One company helping advance that next phase is K2 Pure Solutions.

Turning Industrial Byproducts Into Transit-Ready Fuel

In late 2025, K2 Pure Solutions broke ground on a commercial low-carbon hydrogen facility in Pittsburg, California. The project expands the company’s existing industrial operations into clean fuel production and is expected to begin commissioning in late spring 2026.

Unlike many hydrogen projects that begin as standalone pilots, K2’s facility is built on existing infrastructure. Hydrogen is already produced as a byproduct of K2’s long-standing chlor-alkali manufacturing process. The new facility captures that hydrogen, purifies it, compresses it to high pressure, and makes it available as a low-carbon fuel for transportation and industrial users.

“For transit agencies, reliability and scalability matter as much as emissions reductions,” said David Cynamon, CEO of K2 Pure Solutions. “Our focus is on taking a fuel that’s already being produced every day and delivering it in a way that transit operators can actually use at commercial scale, with dependable supply.”

For agencies, this model is significant. It offers access to locally produced hydrogen without the long development timelines or infrastructure uncertainty that often accompany new energy projects.

From Pilot Programs to Daily Service

A recurring challenge in clean transit has been moving beyond demonstration projects to systems that operate reliably day in and day out. K2’s Pittsburg facility is designed with that transition in mind. Its production capacity is intended to support ongoing operations, not just limited trials.

K2 has also partnered with PACC Services to manage customer engagement, logistics, and distribution, acknowledging that fuel supply and delivery are just as critical to agencies as vehicle technology.

“For transit operators, fuel availability, predictable pricing, and dependable logistics aren’t optional,” Cynamon said. “They’re essential to fleet planning and service reliability.”

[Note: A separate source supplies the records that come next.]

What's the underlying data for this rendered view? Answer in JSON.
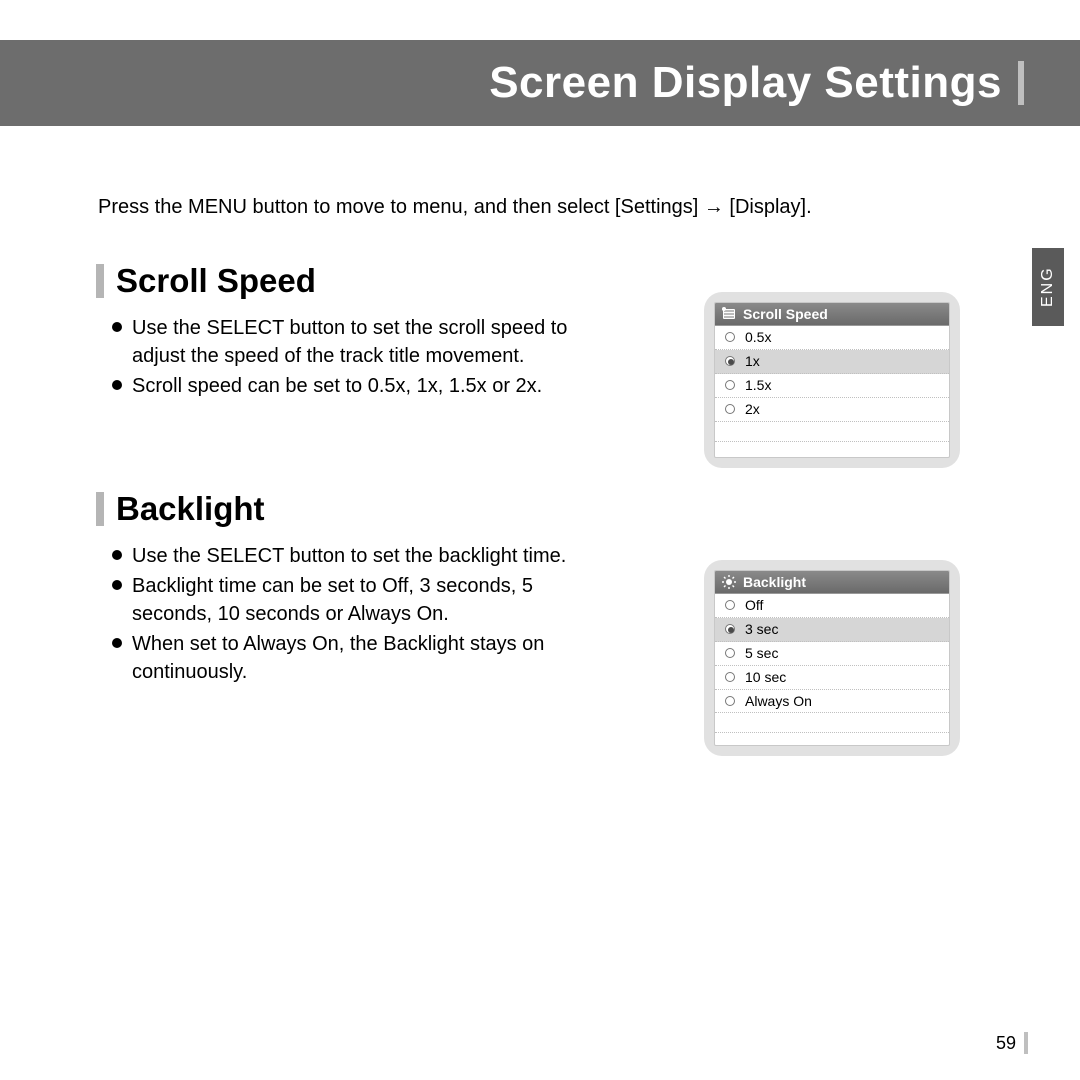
{
  "header": {
    "title": "Screen Display Settings"
  },
  "intro": "Press the MENU button to move to menu, and then select [Settings] → [Display].",
  "side_tab": "ENG",
  "page_number": "59",
  "sections": {
    "scroll": {
      "title": "Scroll Speed",
      "bullets": [
        "Use the SELECT button to set the scroll speed to adjust the speed of the track title movement.",
        "Scroll speed can be set to 0.5x, 1x, 1.5x or 2x."
      ],
      "menu": {
        "header": "Scroll Speed",
        "selected": "1x",
        "options": [
          "0.5x",
          "1x",
          "1.5x",
          "2x"
        ]
      }
    },
    "backlight": {
      "title": "Backlight",
      "bullets": [
        "Use the SELECT button to set the backlight time.",
        "Backlight time can be set to Off, 3 seconds, 5 seconds, 10 seconds or Always On.",
        "When set to Always On, the Backlight stays on continuously."
      ],
      "menu": {
        "header": "Backlight",
        "selected": "3 sec",
        "options": [
          "Off",
          "3 sec",
          "5 sec",
          "10 sec",
          "Always On"
        ]
      }
    }
  }
}
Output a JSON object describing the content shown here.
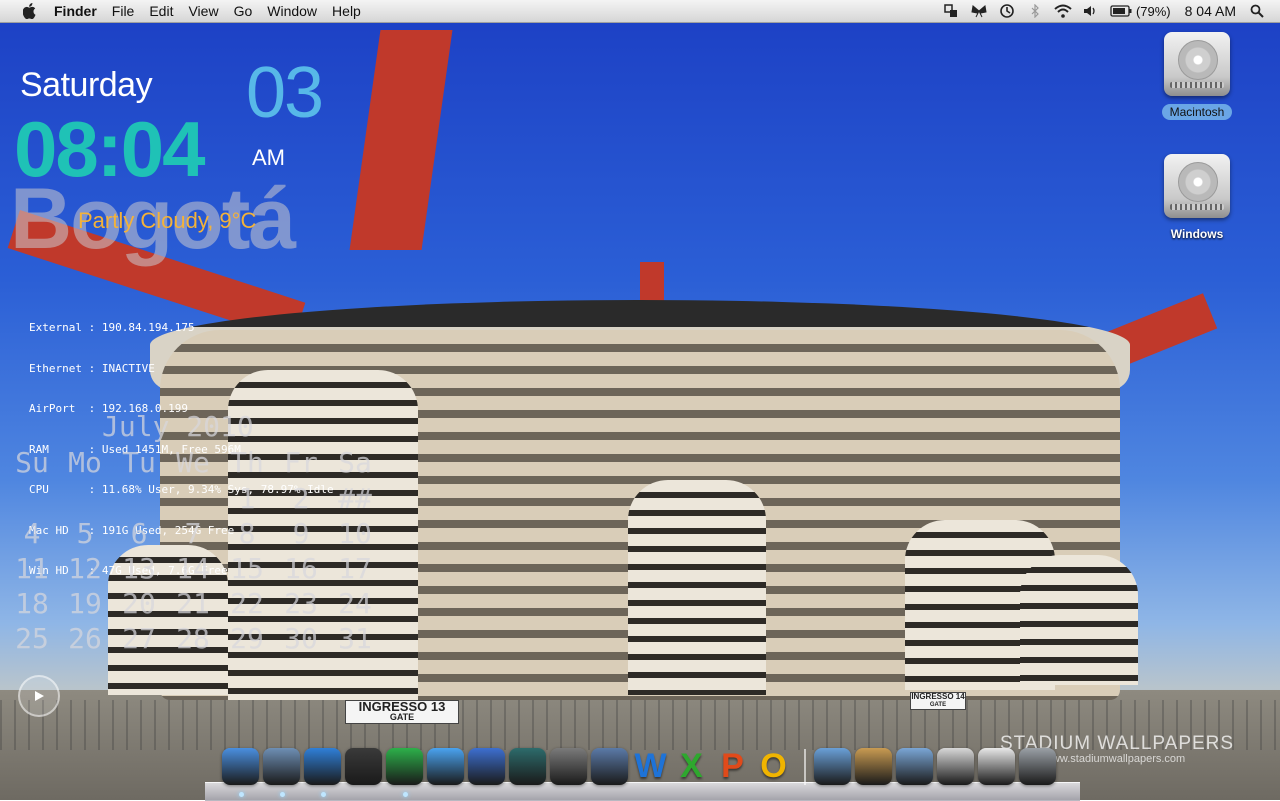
{
  "menubar": {
    "app_name": "Finder",
    "menus": [
      "File",
      "Edit",
      "View",
      "Go",
      "Window",
      "Help"
    ],
    "battery_percent": "(79%)",
    "clock": "8 04 AM",
    "status_icons": [
      "spaces-icon",
      "butterfly-icon",
      "time-machine-icon",
      "bluetooth-icon",
      "wifi-icon",
      "volume-icon",
      "battery-icon"
    ]
  },
  "widgets": {
    "day": "Saturday",
    "time": "08:04",
    "date": "03",
    "ampm": "AM",
    "city": "Bogotá",
    "weather": "Partly Cloudy, 9°C"
  },
  "sysinfo": [
    "External : 190.84.194.175",
    "Ethernet : INACTIVE",
    "AirPort  : 192.168.0.199",
    "RAM      : Used 1451M, Free 596M",
    "CPU      : 11.68% User, 9.34% Sys, 78.97% Idle",
    "Mac HD   : 191G Used, 254G Free",
    "Win HD   : 47G Used, 7.6G Free"
  ],
  "calendar": {
    "title": "July 2010",
    "weekdays": [
      "Su",
      "Mo",
      "Tu",
      "We",
      "Th",
      "Fr",
      "Sa"
    ],
    "weeks": [
      [
        "",
        "",
        "",
        "",
        "1",
        "2",
        "##"
      ],
      [
        "4",
        "5",
        "6",
        "7",
        "8",
        "9",
        "10"
      ],
      [
        "11",
        "12",
        "13",
        "14",
        "15",
        "16",
        "17"
      ],
      [
        "18",
        "19",
        "20",
        "21",
        "22",
        "23",
        "24"
      ],
      [
        "25",
        "26",
        "27",
        "28",
        "29",
        "30",
        "31"
      ]
    ]
  },
  "desktop_icons": [
    {
      "label": "Macintosh",
      "selected": true
    },
    {
      "label": "Windows",
      "selected": false
    }
  ],
  "wallpaper": {
    "gate_left": "INGRESSO 13",
    "gate_left_sub": "GATE",
    "gate_right": "INGRESSO 14",
    "gate_right_sub": "GATE",
    "watermark": "STADIUM WALLPAPERS",
    "watermark_url": "www.stadiumwallpapers.com"
  },
  "dock": {
    "apps": [
      {
        "name": "finder",
        "color": "#4a8fe0",
        "running": true
      },
      {
        "name": "mail-stamp",
        "color": "#6e8fb5",
        "running": true
      },
      {
        "name": "safari",
        "color": "#2f7fd8",
        "running": true
      },
      {
        "name": "adium",
        "color": "#3a3a3a",
        "running": false
      },
      {
        "name": "messenger",
        "color": "#2db04a",
        "running": true
      },
      {
        "name": "ichat",
        "color": "#4aa3f0",
        "running": false
      },
      {
        "name": "itunes",
        "color": "#3d6fd0",
        "running": false
      },
      {
        "name": "time-machine",
        "color": "#2d6b6b",
        "running": false
      },
      {
        "name": "system-preferences",
        "color": "#7a7a7a",
        "running": false
      },
      {
        "name": "remote-desktop",
        "color": "#5b7aa8",
        "running": false
      },
      {
        "name": "word",
        "color": "#1e73d8",
        "letter": "W",
        "running": false
      },
      {
        "name": "excel",
        "color": "#2ea82e",
        "letter": "X",
        "running": false
      },
      {
        "name": "powerpoint",
        "color": "#e04a1a",
        "letter": "P",
        "running": false
      },
      {
        "name": "outlook",
        "color": "#f0b400",
        "letter": "O",
        "running": false
      }
    ],
    "folders": [
      {
        "name": "applications-folder",
        "color": "#6aa0d8"
      },
      {
        "name": "documents-folder",
        "color": "#c99b52"
      },
      {
        "name": "downloads-folder",
        "color": "#7aa6d6"
      },
      {
        "name": "mail-preview",
        "color": "#d8d8d8"
      },
      {
        "name": "document-stack",
        "color": "#e8e8e8"
      },
      {
        "name": "trash",
        "color": "#9aa0a6"
      }
    ]
  }
}
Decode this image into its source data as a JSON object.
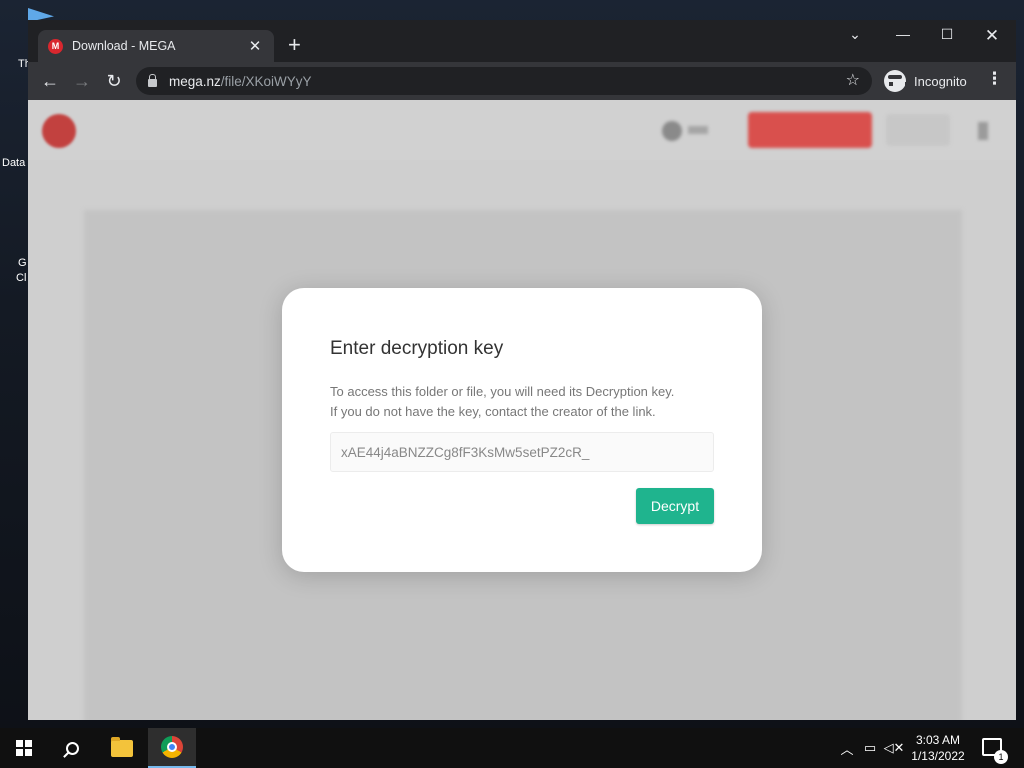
{
  "desktop": {
    "icons": [
      {
        "label": "Th"
      },
      {
        "label": "Data"
      },
      {
        "label": "G"
      },
      {
        "label": "Cl"
      }
    ]
  },
  "browser": {
    "tab": {
      "title": "Download - MEGA",
      "favicon": "M"
    },
    "url": {
      "host": "mega.nz",
      "path": "/file/XKoiWYyY"
    },
    "profile_label": "Incognito"
  },
  "dialog": {
    "title": "Enter decryption key",
    "description_line1": "To access this folder or file, you will need its Decryption key.",
    "description_line2": "If you do not have the key, contact the creator of the link.",
    "key_value": "xAE44j4aBNZZCg8fF3KsMw5setPZ2cR_",
    "decrypt_label": "Decrypt",
    "accent_color": "#1fb48e"
  },
  "taskbar": {
    "time": "3:03 AM",
    "date": "1/13/2022",
    "notification_count": "1"
  }
}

What “Carbon Intensity” Means and Why It Matters

Carbon intensity measures the total greenhouse gas emissions associated with a fuel over its full lifecycle, from production through use. K2 uses the U.S. Department of Energy’s GREET model (Greenhouse gases, Regulated Emissions, and Energy use in Technologies), the federal standard for lifecycle analysis.

Under GREET, the hydrogen produced at K2’s Pittsburg facility has roughly 5% of the lifecycle emissions of an equivalent gallon of gasoline, about 95% lower. The comparison to gasoline is intentional: K2’s hydrogen is designed to directly displace fossil fuels in buses, trucks, cars, forklifts, port equipment, and generators, all while delivering near-zero tailpipe emissions. The combination of an efficient industrial process and short delivery distances drives that low carbon intensity.

A Model Aligned With Transit Realities

K2’s approach reflects several realities transit agencies face:

  • Some routes and vehicles remain hard to electrify.
  • Infrastructure constraints vary widely by depot and region.
  • Local, resilient supply chains reduce operational risk.

By integrating clean fuel production into an existing industrial site, the Pittsburg project demonstrates how transit-ready solutions can scale faster while minimizing disruption.

Looking Ahead

California’s transit future is unlikely to be defined by a single technology. Instead, agencies are building portfolios that combine battery-electric vehicles, clean fuels, and operational strategies tailored to their systems.

Low-carbon hydrogen will not replace batteries, but for many agencies, it will play a critical supporting role. Projects like K2 Pure Solutions’ Pittsburg facility point toward a more practical phase of the energy transition: one focused less on experimentation and more on systems that work in real-world service.

For transit agencies balancing ambitious climate mandates with daily service demands, that balance may define the road ahead.